Taniguchi Tomoo wakes up next to his wife. He has breakfast with her and their son, Minori. Tomoo does not remember his childhood, but he remembers green fields. The steel blue city’s endlessly reflective surfaces, ringing phones, and industrial noise are the only life he knows.
His family goes to a mall and encounters two men, members of a cyborg cult. The men follow them through the record shop. They grab Minori and run off.
After a long cat and mouse, the cult members have Minori on the top of Tomoo’s apartment. Tomoo stands in front of them. Steam billows from his body as his arms become a cannon. The man holds Minori over his head. Tomoo shoots. When the smoke clears, the man holds Minori’s hands over his head, his face covered in viscera.
Tomoo accidentally killed his son.
Metal links surround him, entangle him. Visions flicker like channels changing stations. He remembers.

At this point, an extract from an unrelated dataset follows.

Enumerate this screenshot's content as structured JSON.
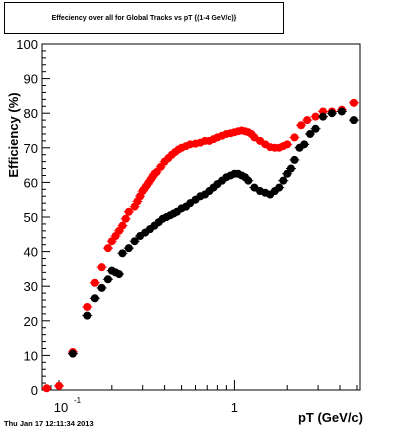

The movie is not a sequel to Tetsuo The Iron Man, but a high-budget re-pass on the themes. Like the previous film, the story is only a loose thread to depict a man becoming a machine.
I was worried that, with a higher budget, this would have fewer charms. And while the movie doesn’t have the pure chaos of the first one, it has some killer special effects and visuals. We still get some stop-motion transformation scenes that are pretty sick.
This one is less sexual — no pipes sexually inserted in legs or drill penises. It’s also more political — to survive in this world, you must become a machine, whether you want to or not.
Regardless, this is a radical piece of 90s cyberpunk weirdness.